Elle se base sur les données d'Eurostat et du bureau de statistique de la République slovaque pour l'année 2018. Selon Sadovská, ce sont surtout les charges liées au logement qui pèsent sur le budget familial. Payer à temps les factures de gaz, d'électricité et d'eau n'est pas une évidence pour 7,9 % des foyers slovaques.
« Cela s'explique par des difficultés financières. »
Quels sont les Slovaques qui ont des problèmes pour payer à temps leurs factures ? Ce sont surtout les adultes isolés avec enfant (14,6 %). Un couple sur dix avec plus de deux enfants rencontre aussi plus de difficultés. Par contre, les couples sans enfant, les foyers de trois adultes, les seniors de plus de 65 ans (5,1 %) et les célibataires ont moins de problème.
Pas que les Slovaques
L'analyste souligne que les habitants d'autres pays de l'Union européenne rencontrent des difficultés pour payer à temps les factures. Et de citer les Grecs pour plus d'un tiers d'entre eux ; cela concerne aussi trois Bulgares sur dix, ou encore 17,5 % des Croates et 14,4 % des Roumains. La moyenne européenne est de 6,6 %. Néerlandais, Tchèques, Suédois ou Autrichiens rencontrent le moins de difficultés (entre 1,5 et 2,5 %).
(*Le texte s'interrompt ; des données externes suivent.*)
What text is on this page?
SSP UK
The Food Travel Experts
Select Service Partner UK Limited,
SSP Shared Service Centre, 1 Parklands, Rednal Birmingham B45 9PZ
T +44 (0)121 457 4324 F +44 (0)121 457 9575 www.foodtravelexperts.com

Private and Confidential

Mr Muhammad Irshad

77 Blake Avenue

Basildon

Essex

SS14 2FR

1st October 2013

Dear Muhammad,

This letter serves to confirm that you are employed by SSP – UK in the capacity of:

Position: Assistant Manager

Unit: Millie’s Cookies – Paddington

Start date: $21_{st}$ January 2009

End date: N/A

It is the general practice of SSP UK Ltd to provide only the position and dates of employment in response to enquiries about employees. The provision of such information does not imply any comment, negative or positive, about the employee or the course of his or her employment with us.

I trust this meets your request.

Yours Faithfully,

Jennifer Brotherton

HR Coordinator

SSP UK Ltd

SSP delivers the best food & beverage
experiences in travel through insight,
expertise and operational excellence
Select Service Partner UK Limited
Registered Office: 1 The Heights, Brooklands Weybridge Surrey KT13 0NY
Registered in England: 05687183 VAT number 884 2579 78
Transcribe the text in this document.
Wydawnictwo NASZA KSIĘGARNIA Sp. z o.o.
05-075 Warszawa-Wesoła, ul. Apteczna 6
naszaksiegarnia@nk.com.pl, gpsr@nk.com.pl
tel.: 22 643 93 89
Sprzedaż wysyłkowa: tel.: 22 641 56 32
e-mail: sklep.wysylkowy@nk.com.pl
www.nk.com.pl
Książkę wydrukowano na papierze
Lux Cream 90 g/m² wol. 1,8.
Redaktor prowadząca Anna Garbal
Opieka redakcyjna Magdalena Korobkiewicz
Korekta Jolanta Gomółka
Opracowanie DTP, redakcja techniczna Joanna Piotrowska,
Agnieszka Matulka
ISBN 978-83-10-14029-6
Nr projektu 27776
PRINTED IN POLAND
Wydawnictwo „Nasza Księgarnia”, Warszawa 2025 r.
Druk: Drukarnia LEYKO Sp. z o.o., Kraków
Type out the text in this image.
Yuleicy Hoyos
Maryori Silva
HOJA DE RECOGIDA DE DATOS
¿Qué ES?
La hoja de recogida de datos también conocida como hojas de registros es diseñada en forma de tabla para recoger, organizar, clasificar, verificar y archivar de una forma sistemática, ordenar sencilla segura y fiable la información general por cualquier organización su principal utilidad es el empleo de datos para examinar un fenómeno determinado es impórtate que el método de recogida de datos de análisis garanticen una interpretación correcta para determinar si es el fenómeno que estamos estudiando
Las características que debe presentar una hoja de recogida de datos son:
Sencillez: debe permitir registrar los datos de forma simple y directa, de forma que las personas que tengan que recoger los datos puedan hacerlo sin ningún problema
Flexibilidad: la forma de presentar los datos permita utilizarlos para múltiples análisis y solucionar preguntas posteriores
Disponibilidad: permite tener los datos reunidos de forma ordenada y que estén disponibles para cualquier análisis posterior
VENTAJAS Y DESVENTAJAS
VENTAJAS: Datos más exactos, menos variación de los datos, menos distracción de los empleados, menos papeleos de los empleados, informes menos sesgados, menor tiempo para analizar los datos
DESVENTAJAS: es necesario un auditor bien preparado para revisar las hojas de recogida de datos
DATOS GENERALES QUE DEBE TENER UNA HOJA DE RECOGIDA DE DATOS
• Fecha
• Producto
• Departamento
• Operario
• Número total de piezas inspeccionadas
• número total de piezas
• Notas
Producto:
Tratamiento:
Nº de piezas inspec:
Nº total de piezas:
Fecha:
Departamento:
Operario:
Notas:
Au niveau national, ces difficultés seraient confirmées par le Bureau de statistique slovaque, selon l'experte. Pour 23,4 % des Slovaques, les charges liées au logement pèsent beaucoup. Seulement 14,5 % ne rencontrent pas de difficultés. Madame Sadovská a souligné que ces difficultés étaient liées à la situation financière des familles qui dépendait étroitement du développement économique du pays, le taux de chômage, l'augmentation des salaires, mais aussi, des prix. L'année passée, les charges liées au logement ont augmenté de 4,0 %, ce qui est la partie du panier de la ménagère qui a augmenté le plus rapidement. Cette année, les charges liées aux énergies devraient augmenter de 30 à 60 euros par an.